Tuesday 16 May 2023

A Random Thought on the Coronation

On  Sunday we dropped in for a quick visit to Apsley House on our way to dance at the Argentine Ambassador's Residence (as you do). Someone at English Heritage had said that we had to see the Duke's robes, which were on display there and which had been worn at the coronation of Charles III. 

I always do what I'm told, so we duly went in to gawp. Apsley House doesn't allow photography but they have an excellent picture on their website


The robes are interesting to me, not because they were worn by the current duke, but because they were worn by the Iron Duke at the coronation of George IV in 1821. 

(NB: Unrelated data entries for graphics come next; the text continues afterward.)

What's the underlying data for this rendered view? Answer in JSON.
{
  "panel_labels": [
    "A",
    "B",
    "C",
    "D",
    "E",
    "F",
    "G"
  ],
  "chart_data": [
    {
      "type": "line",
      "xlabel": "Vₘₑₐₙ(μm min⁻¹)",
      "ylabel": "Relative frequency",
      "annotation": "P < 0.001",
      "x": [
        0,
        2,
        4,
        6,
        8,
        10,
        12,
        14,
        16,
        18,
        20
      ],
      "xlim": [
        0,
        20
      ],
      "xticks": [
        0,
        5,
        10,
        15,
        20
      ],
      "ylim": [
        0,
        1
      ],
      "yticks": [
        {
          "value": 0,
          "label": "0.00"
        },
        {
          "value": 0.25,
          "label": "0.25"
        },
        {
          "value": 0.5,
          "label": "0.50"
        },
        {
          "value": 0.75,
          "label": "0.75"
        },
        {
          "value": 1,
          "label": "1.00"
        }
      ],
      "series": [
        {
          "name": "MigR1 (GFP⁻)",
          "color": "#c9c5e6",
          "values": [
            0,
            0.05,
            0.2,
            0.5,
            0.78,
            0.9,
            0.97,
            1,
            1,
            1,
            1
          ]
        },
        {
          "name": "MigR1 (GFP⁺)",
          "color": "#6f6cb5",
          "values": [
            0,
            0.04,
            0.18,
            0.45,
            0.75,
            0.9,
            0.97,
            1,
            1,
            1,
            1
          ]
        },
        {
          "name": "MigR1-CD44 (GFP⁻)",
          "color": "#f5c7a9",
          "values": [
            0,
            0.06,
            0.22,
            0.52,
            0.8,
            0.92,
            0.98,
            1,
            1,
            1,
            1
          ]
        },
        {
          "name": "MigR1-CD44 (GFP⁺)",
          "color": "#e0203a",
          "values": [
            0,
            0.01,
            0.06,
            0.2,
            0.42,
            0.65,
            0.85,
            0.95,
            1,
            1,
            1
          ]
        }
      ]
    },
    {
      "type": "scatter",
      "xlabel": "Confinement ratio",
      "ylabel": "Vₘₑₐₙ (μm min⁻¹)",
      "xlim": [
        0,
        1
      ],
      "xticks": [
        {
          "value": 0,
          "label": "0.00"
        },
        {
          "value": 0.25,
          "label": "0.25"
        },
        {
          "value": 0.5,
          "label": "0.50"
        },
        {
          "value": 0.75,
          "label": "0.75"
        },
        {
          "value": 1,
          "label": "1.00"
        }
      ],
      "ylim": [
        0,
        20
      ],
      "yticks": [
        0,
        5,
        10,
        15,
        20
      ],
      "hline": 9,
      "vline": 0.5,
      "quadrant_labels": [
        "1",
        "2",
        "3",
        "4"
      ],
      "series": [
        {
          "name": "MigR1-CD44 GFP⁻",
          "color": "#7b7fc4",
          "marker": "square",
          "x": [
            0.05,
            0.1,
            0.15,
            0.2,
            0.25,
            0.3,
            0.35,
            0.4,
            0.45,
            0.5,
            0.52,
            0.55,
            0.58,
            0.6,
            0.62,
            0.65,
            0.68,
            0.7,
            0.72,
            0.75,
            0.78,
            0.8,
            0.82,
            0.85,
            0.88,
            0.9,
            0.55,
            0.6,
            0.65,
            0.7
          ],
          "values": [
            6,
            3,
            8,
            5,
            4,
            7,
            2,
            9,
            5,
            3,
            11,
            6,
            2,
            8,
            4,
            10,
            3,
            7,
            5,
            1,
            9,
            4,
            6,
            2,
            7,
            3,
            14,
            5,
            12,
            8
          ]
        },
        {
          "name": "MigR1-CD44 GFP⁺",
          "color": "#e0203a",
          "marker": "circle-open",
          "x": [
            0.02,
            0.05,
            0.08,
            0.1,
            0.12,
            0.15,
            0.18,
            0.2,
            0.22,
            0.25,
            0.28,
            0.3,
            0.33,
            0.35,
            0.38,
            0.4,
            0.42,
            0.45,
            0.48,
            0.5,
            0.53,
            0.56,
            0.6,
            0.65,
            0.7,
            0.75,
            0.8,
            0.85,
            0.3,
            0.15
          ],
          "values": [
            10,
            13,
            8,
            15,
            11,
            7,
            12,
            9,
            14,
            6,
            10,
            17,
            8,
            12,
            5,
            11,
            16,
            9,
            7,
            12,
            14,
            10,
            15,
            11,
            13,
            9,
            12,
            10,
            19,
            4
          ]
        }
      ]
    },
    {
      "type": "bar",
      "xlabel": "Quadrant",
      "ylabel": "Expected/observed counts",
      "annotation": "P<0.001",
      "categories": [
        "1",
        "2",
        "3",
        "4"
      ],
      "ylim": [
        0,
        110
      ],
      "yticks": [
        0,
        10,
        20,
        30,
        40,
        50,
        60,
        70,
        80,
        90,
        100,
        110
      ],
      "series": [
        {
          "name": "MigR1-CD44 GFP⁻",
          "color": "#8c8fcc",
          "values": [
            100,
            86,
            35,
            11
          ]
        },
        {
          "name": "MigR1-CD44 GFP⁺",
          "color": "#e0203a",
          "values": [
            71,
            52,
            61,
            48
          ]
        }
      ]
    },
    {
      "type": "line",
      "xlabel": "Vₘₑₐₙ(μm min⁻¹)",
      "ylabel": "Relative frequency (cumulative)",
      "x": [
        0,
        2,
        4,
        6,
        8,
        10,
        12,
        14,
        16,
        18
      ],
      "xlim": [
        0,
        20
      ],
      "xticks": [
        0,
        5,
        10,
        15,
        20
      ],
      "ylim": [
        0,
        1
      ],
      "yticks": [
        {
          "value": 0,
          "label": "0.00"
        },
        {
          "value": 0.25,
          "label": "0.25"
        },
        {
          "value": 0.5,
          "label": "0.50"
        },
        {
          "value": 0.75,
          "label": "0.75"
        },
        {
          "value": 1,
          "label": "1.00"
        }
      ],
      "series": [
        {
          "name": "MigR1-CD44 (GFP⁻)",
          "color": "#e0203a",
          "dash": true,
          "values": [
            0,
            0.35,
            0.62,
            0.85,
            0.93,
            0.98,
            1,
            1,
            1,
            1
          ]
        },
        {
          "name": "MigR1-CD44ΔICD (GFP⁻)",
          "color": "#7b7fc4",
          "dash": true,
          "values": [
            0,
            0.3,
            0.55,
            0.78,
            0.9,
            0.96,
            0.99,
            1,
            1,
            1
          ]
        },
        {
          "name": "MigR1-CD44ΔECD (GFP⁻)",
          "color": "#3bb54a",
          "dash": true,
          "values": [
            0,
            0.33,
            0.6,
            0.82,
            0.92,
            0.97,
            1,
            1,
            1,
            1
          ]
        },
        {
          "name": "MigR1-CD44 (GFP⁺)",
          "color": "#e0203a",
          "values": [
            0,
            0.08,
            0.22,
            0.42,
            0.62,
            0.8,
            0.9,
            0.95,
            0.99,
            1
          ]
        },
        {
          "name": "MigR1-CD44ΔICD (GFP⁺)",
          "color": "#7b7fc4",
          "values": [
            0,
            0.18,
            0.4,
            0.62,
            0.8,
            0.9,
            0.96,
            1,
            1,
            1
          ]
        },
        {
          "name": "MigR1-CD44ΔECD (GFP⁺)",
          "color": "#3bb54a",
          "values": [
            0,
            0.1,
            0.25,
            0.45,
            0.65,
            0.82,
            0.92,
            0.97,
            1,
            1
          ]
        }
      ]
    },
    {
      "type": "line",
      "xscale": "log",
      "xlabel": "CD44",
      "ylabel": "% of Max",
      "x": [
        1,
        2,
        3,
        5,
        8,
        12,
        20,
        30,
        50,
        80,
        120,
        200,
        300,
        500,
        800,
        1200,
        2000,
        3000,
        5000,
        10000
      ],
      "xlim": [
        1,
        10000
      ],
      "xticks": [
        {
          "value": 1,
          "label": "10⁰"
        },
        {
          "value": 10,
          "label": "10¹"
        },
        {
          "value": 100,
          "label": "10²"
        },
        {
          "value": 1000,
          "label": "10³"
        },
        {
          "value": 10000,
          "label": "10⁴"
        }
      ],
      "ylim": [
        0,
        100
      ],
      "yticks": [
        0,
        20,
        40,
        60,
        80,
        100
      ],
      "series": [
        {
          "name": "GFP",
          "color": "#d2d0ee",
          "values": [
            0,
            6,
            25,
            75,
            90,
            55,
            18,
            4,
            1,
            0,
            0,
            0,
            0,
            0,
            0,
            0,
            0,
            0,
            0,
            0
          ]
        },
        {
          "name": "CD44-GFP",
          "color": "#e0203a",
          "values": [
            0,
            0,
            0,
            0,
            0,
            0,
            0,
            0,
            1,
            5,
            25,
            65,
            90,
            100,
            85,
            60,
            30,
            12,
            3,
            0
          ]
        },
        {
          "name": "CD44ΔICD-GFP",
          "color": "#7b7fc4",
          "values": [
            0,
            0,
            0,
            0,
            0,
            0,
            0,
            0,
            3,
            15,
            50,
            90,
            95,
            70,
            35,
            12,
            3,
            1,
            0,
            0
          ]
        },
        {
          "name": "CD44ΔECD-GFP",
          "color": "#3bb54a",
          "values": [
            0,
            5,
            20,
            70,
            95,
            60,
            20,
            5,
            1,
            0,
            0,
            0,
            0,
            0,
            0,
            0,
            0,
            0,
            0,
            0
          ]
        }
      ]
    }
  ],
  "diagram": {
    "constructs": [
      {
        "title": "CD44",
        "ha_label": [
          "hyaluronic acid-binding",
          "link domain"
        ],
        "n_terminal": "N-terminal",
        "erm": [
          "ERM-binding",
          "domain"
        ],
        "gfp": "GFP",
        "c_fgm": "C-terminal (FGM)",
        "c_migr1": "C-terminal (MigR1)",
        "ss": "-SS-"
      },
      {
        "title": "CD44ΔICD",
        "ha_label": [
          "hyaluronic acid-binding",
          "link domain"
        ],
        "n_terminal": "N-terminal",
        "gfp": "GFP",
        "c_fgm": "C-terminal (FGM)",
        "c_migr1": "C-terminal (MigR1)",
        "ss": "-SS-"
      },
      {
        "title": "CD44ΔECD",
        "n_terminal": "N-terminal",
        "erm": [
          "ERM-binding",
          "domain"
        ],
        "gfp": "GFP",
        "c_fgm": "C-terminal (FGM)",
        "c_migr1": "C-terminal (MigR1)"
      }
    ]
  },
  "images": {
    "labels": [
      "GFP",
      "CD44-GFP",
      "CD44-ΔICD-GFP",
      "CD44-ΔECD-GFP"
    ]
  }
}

The robes say something about the whole ceremony of crowning the new monarch, which was true then and now. The robes worn in 1821 were not some traditional costume handed down through the centuries, but had been specially designed for the occasion. Say what you like about the Georgians, but they knew how to put on a spectacle. In this case, they decided that the robes should be designed in the style of Tudor and early Stuart dress to create an impression that these were ancient finery and that the ceremony was a continuation of a rich tradition. It was a "tradition" that the Georgians were anxious to emphasise as, in fact, their claim to the throne hung by a slender thread. (When you are next told that the king traces his ancestry back to Alfred, you might reasonably ask why his family is German.) It is a similar perceived need to appeal to ancient traditions that saw these early 19th century robes taken out of mothballs for a 2023 ceremony. In fact, we were repeatedly assured by the BBC that this ceremony was essentially unchanged in a thousand years. I wonder what people would have made of it had it been conducted in Norman French and Latin.

What did the first Duke of Wellington (a man famously thrown out of his club for wearing trousers instead of breeches) make of this fancy dress? He is on record as having said he thought it was ridiculous but seeing how the spectacle was received by the thousands of spectators he admitted that the magnificence of the display achieved the required effect.

Two hundred years later, it seems that this aspect the ceremony, at least, is following an established tradition.